Como é atuar em uma profissão que, desde a origem, foi muito masculina?

Atuar em uma profissão desde a origem masculina é um desafio diário. Por exemplo, já tive experiências em sala de audiência em que só havia eu, a secretária de audiência e uma ou duas advogadas, e os advogados presentes e o promotor insistiam em não nos deixar falar (eu ou as advogadas) durante as falas respectivas.

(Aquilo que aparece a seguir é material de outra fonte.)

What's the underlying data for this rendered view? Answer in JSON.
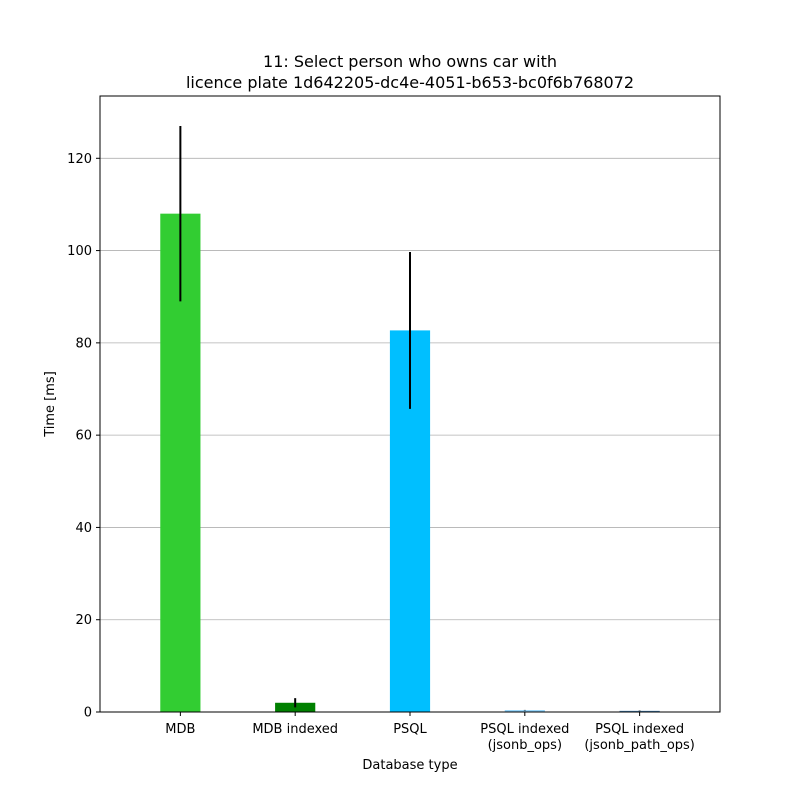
{
  "chart_data": {
    "type": "bar",
    "title_lines": [
      "11: Select person who owns car with",
      "licence plate 1d642205-dc4e-4051-b653-bc0f6b768072"
    ],
    "xlabel": "Database type",
    "ylabel": "Time [ms]",
    "categories": [
      [
        "MDB"
      ],
      [
        "MDB indexed"
      ],
      [
        "PSQL"
      ],
      [
        "PSQL indexed",
        "(jsonb_ops)"
      ],
      [
        "PSQL indexed",
        "(jsonb_path_ops)"
      ]
    ],
    "values": [
      108.0,
      2.0,
      82.7,
      0.4,
      0.25
    ],
    "errors": [
      19.0,
      1.0,
      17.0,
      0.05,
      0.05
    ],
    "colors": [
      "#32cd32",
      "#008000",
      "#00bfff",
      "#87cefa",
      "#4682b4"
    ],
    "ylim": [
      0,
      133.5
    ],
    "yticks": [
      0,
      20,
      40,
      60,
      80,
      100,
      120
    ],
    "grid": "y"
  }
}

Por diversas vezes tive que suspender a gravação para esclarecer o quão importante era termos educação para respeitar o momento de fala de cada um. Mas ficou perceptível o hábito de interromper o discurso e fazer valer à vontade sobre o interlocutor, muito comum quando vemos uma discussão entre homens e mulheres, em que os primeiros acabam ganhando no grito. Então é uma constante que nós, mulheres, tenhamos, na magistratura, que firmar nossa posição e a importância de nossa fala, de nosso discurso, e não deixarmos que nos cortem ou nos atrapalhem no que estamos desempenhando naquele momento. Isso é bastante desgastante, porque é um movimento diário, cotidiano. A luta é constante, mesmo. Imperceptível para algumas, que já estão acostumadas com esse tipo de comportamento. Mas quando percebemos que essa não deve ser a ordem natural das coisas, passamos a nos ligar em comportamentos discriminatórios e diminutivos da figura feminina, passamos também a travar diariamente combates com relação a essas posturas.

Como a senhora avalia o machismo institucional nos tribunais? O peso de uma decisão proferida por um homem tem um olhar diferente de uma proferida por mulher?

O machismo institucional existe, todavia ele é sub-reptício. Vem escondido em diversas condutas praticadas, que são vistas com naturalidade no ambiente, especialmente no ambiente judiciário, mais conservador, no qual mulheres só passaram a ter assento efetivo há algumas décadas. Talvez o peso de uma decisão proferida por uma mulher tenha o mesmo peso que a de um homem, não acredito que, neste ponto, haja discriminação, pelo menos não consegui visualizar no discurso judicial, nos votos proferidos, nenhum indício de que isso possa acontecer.

Todavia, o olhar que a mulher tem sobre determinadas questões que chegam a julgamento é muito diferente do olhar masculino sobre essas mesmas questões, ainda mais quando nós tratamos sobre questões relacionadas a gênero, onde a relação de poder é dominante na apreciação dos fatos. Neste ponto é importante ressaltar que em alguns momentos a palavra de uma vítima de abuso sexual pode ser considerada de uma forma se estiver diante de uma julgadora, ou diante de um julgador que tenha padrões de conduta norteados por uma ideologia mais conservadora, ou mesmo machista.

Outro ponto que queira acrescentar.

Queria acrescentar que, apesar dessas questões aqui levantadas, é importante destacar que grande parte das juízas do DF, principalmente, já tem consciência das diferenças e vem trabalhando diariamente para acabar com a diferença de tratamento entre os gêneros. Acredito que em alguns anos já possamos ter um quadro bem diferente do que vemos atualmente.